Le calcul viager d’un bien occupé part de la valeur vénale libre, à laquelle on applique une décote d’occupation liée au droit d’usage et d’habitation du crédirentier. La valeur occupée obtenue est ensuite répartie entre un bouquet versé comptant et une rente viagère.
Quelle est la part du bouquet dans le calcul viager ?
Le bouquet est librement négocié. Dans le calcul viager, il représente souvent de 20 à 30 % de la valeur occupée, mais ce montant s’ajuste selon que le crédirentier privilégie un capital immédiat ou une rente plus élevée.
Le calcul viager dépend-il de l’âge du vendeur ?
Oui. L’âge du crédirentier est déterminant dans le calcul viager. Il influence la décote d’occupation, le taux de conversion de la rente via l’espérance de vie, et la fraction imposable de la rente selon l’article 158-6 du Code général des impôts.
Quelle fiscalité s’applique à la rente dans le calcul viager ?

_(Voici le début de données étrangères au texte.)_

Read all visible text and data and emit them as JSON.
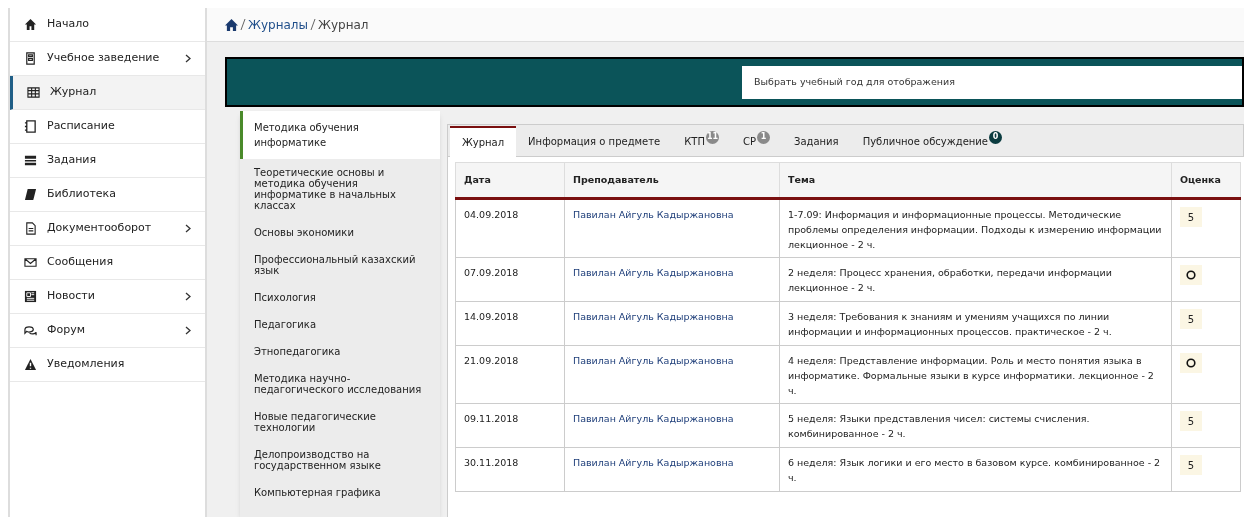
{
  "sidebar": {
    "items": [
      {
        "label": "Начало",
        "submenu": false,
        "selected": false
      },
      {
        "label": "Учебное заведение",
        "submenu": true,
        "selected": false
      },
      {
        "label": "Журнал",
        "submenu": false,
        "selected": true
      },
      {
        "label": "Расписание",
        "submenu": false,
        "selected": false
      },
      {
        "label": "Задания",
        "submenu": false,
        "selected": false
      },
      {
        "label": "Библиотека",
        "submenu": false,
        "selected": false
      },
      {
        "label": "Документооборот",
        "submenu": true,
        "selected": false
      },
      {
        "label": "Сообщения",
        "submenu": false,
        "selected": false
      },
      {
        "label": "Новости",
        "submenu": true,
        "selected": false
      },
      {
        "label": "Форум",
        "submenu": true,
        "selected": false
      },
      {
        "label": "Уведомления",
        "submenu": false,
        "selected": false
      }
    ]
  },
  "breadcrumb": {
    "links": [
      "Журналы"
    ],
    "current": "Журнал"
  },
  "year_select": {
    "placeholder": "Выбрать учебный год для отображения"
  },
  "subjects": [
    {
      "label": "Методика обучения информатике",
      "selected": true
    },
    {
      "label": "Теоретические основы и методика обучения информатике в начальных классах",
      "selected": false
    },
    {
      "label": "Основы экономики",
      "selected": false
    },
    {
      "label": "Профессиональный казахский язык",
      "selected": false
    },
    {
      "label": "Психология",
      "selected": false
    },
    {
      "label": "Педагогика",
      "selected": false
    },
    {
      "label": "Этнопедагогика",
      "selected": false
    },
    {
      "label": "Методика научно-педагогического исследования",
      "selected": false
    },
    {
      "label": "Новые педагогические технологии",
      "selected": false
    },
    {
      "label": "Делопроизводство на государственном языке",
      "selected": false
    },
    {
      "label": "Компьютерная графика",
      "selected": false
    }
  ],
  "tabs": [
    {
      "label": "Журнал",
      "selected": true
    },
    {
      "label": "Информация о предмете",
      "selected": false
    },
    {
      "label": "КТП",
      "selected": false,
      "badge": "11",
      "badge_muted": true
    },
    {
      "label": "СР",
      "selected": false,
      "badge": "1",
      "badge_muted": true
    },
    {
      "label": "Задания",
      "selected": false
    },
    {
      "label": "Публичное обсуждение",
      "selected": false,
      "badge": "0",
      "badge_muted": false
    }
  ],
  "table": {
    "columns": [
      "Дата",
      "Преподаватель",
      "Тема",
      "Оценка"
    ],
    "rows": [
      {
        "date": "04.09.2018",
        "teacher": "Павилан Айгуль Кадыржановна",
        "topic": "1-7.09: Информация и информационные процессы. Методические проблемы определения информации. Подходы к измерению информации лекционное - 2 ч.",
        "grade": "5",
        "kind": "mark"
      },
      {
        "date": "07.09.2018",
        "teacher": "Павилан Айгуль Кадыржановна",
        "topic": "2 неделя: Процесс хранения, обработки, передачи информации лекционное - 2 ч.",
        "kind": "ring"
      },
      {
        "date": "14.09.2018",
        "teacher": "Павилан Айгуль Кадыржановна",
        "topic": "3 неделя: Требования к знаниям и умениям учащихся по линии информации и информационных процессов. практическое - 2 ч.",
        "grade": "5",
        "kind": "mark"
      },
      {
        "date": "21.09.2018",
        "teacher": "Павилан Айгуль Кадыржановна",
        "topic": "4 неделя: Представление информации. Роль и место понятия языка в информатике. Формальные языки в курсе информатики. лекционное - 2 ч.",
        "kind": "ring"
      },
      {
        "date": "09.11.2018",
        "teacher": "Павилан Айгуль Кадыржановна",
        "topic": "5 неделя: Языки представления чисел: системы счисления. комбинированное - 2 ч.",
        "grade": "5",
        "kind": "mark"
      },
      {
        "date": "30.11.2018",
        "teacher": "Павилан Айгуль Кадыржановна",
        "topic": "6 неделя: Язык логики и его место в базовом курсе. комбинированное - 2 ч.",
        "grade": "5",
        "kind": "mark"
      }
    ]
  }
}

Seule une fraction de la rente est imposable, de 30 à 70 % selon l’âge du crédirentier au premier versement, figée à vie. Cette fraction est soumise à l’impôt sur le revenu et aux prélèvements sociaux de 17,2 %.
Pourquoi l’aléa est-il indispensable dans le calcul viager ?
Sans aléa sur la durée de vie du crédirentier, le contrat de viager est nul. Le Code civil prévoit notamment la nullité si le crédirentier décède dans les vingt jours suivant la vente d’une maladie dont il était atteint. L’aléa est donc une condition de validité du calcul viager.